Collier had to make other life changes as he continues to live with systemic scleroderma and with two transplanted lungs. He got rid of his motorcycle, can’t do sports anymore and he can’t make a fist.
Ever since the day he received his new lungs, Collier has wanted to reach out to the family of the donor.
“This was a life that passed and a gift was given to me,” he said.
But he didn’t know who the family is and he would have to go through the hospital to contact them, and the hospital had a rule that he had to wait one year. After the first year passed, Collier had been in the hospital a lot, for many reasons, and he wasn’t sure if he should contact them.
“I didn’t know if I would live,” he said. “This is the first year I really beleive I have a future. I made a promise that if I don’t wind up in the hospital this year, I’ll reach out to them. I’ve got the letter written.”
Collier says he’s about 90 percent back to normal today.
“Every day is a little better,” he said.
But he isn’t worry-free. Among organ transplant recipients, about half of the time, their bodies reject the organs after about five to 10 years.
“A lot of people think you’re good to go after getting the transplant, but if you do everything right, there’s still a 50 percent chance of rejection,” Collier said. “When something doesn’t feel right, you worry that it is rejection.”
Despite all of that, Collier is extremely grateful for his second chance at life. He’s returned to work as vice president of technology at Associated Time and Parking Controls, and he wants to make a difference for transplant recipients.
“Once I started getting better, I started searching for the ‘why,” he said. “It became my driving force. Not knowing the answer, I know I have to give back.”
Collier was set to speak this week during the 2017 Transplant Patient Summit in Washington, D.C. The American Society of Transplantation chose two transplant patients from each state, including Collier, to become “transplant ambassadors” and advocate for the field of transplantation in a legislative and fundraising capacity in its new initiative, called Power 2 Save.
Collier and the society both want to raise awareness for the importance of organ donors — it’s estimated that 120,000 are on an organ transplant waiting list — as well as raise funds for transplant research, which will hopefully improve that 50 percent rejection statistic.
“Transplants don’t necessarily last the life of of the recipient,” said Shauna O-Brien, director of communications for the American Society of Transplantation.
Collier is telling his story to many, and he wants to help other people who have systemic scleroderma or are in need of other organ transplants.
“I know what I went through when I was diagnosed,” he said. “I’ve heard from other families going through learning they have it, and my goal is to help them in the early stages to not stop fighting and be positive.”

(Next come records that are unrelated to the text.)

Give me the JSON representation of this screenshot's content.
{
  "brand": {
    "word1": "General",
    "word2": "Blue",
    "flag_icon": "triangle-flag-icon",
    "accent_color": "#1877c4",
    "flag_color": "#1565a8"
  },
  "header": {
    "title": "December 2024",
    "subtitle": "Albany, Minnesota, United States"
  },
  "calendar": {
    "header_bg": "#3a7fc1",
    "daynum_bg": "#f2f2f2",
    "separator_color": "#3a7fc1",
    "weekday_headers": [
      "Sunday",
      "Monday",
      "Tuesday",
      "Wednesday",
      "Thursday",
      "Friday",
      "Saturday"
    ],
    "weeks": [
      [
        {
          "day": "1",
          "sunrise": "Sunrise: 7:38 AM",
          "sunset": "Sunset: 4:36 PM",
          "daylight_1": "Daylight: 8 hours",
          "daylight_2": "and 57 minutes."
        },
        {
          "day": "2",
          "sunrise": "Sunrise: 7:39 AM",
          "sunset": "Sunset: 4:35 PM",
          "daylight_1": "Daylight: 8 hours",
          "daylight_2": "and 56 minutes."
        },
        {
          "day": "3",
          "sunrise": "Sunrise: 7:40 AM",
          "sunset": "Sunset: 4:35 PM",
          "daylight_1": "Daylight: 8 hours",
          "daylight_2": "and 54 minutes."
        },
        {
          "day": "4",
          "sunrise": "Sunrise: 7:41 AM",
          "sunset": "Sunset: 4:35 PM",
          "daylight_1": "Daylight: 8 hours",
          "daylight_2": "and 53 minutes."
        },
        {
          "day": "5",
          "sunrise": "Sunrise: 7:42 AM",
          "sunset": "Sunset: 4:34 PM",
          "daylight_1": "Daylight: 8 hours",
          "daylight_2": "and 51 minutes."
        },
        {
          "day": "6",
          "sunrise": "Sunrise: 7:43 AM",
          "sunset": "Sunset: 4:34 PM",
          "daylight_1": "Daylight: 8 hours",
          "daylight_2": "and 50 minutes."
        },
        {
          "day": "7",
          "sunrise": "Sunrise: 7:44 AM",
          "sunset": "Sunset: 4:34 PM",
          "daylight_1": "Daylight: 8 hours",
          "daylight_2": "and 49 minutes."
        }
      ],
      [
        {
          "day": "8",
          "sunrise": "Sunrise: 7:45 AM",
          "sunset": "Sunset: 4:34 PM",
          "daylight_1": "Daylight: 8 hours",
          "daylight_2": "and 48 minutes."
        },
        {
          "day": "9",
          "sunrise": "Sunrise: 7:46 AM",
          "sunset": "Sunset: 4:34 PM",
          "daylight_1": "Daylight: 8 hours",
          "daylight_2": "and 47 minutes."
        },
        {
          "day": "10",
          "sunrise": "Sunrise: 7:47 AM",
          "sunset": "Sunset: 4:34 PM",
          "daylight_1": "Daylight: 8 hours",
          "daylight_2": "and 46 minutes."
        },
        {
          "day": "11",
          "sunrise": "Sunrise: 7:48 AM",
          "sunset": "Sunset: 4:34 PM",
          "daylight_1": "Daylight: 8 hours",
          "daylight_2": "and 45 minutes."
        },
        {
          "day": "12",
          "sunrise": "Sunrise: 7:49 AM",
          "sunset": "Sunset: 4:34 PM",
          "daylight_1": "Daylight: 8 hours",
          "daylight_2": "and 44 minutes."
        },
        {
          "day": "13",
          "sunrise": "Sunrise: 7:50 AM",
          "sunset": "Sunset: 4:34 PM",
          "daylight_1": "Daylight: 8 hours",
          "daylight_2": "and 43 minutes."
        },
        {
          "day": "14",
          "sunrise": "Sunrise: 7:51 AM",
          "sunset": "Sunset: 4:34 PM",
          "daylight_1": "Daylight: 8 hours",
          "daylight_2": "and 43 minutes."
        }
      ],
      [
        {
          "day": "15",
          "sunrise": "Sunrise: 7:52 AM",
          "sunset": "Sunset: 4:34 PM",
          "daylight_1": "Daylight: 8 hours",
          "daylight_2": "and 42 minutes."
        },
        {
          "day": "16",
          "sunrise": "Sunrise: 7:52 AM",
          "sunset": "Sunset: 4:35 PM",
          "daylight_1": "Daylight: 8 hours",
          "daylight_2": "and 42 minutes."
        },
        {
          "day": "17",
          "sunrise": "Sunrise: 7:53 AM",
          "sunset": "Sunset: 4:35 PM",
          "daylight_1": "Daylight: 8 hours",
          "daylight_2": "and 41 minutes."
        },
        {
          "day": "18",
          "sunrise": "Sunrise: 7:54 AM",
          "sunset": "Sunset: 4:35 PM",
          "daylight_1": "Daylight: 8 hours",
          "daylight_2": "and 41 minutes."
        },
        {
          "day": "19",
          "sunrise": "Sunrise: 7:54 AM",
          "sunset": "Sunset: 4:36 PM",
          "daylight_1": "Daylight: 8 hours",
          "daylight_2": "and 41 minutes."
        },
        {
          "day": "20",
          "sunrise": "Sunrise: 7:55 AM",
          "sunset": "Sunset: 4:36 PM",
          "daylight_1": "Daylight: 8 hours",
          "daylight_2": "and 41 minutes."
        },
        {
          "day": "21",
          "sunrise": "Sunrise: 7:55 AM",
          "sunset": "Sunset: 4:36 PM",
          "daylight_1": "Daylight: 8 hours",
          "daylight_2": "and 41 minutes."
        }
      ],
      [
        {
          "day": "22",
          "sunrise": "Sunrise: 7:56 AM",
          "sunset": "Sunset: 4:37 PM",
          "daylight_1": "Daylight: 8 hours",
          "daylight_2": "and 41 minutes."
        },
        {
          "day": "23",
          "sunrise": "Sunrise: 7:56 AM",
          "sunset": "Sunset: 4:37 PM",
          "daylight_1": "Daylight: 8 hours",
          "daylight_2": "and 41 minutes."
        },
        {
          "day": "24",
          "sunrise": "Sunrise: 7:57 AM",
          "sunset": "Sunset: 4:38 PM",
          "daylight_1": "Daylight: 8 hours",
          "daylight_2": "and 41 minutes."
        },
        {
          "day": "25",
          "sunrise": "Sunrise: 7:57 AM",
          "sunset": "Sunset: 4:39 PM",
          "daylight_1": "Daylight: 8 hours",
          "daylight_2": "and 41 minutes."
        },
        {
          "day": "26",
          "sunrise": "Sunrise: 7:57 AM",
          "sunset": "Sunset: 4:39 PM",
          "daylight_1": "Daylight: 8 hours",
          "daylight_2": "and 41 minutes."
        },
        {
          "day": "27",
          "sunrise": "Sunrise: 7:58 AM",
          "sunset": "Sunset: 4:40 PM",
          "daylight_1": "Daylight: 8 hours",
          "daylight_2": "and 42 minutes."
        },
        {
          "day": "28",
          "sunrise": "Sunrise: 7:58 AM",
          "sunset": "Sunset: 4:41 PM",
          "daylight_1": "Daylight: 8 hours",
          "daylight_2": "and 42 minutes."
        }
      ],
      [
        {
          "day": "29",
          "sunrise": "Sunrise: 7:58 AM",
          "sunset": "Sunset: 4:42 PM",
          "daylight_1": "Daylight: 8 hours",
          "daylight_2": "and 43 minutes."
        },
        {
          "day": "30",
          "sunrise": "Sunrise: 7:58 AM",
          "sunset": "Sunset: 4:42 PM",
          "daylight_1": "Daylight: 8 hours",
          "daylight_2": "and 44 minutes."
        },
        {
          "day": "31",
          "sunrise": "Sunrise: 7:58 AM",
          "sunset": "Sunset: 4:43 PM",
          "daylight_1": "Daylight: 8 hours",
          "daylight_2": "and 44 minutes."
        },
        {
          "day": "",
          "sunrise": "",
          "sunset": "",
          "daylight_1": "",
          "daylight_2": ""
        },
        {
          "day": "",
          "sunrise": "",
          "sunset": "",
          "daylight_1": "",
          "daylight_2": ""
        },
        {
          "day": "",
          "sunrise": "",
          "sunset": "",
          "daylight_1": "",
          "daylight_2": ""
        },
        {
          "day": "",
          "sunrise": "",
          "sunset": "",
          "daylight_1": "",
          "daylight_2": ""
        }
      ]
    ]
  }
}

His other “why,” his other goal for his life post-surgery, Collier says, is his grandchildren.
“My prayer (on Oct. 18, 2014) was that I be granted the privilege to take them on a trip,” he said.
Robert and Jeannetta, who will celebrate 31 years of marriage this week, took their twin granddaughters, Taylor and Tiffany Collier, on a helicopter ride over Grand Canyon in March of this year.
“Every morning I get up, I am thankful,” Robert Collier said.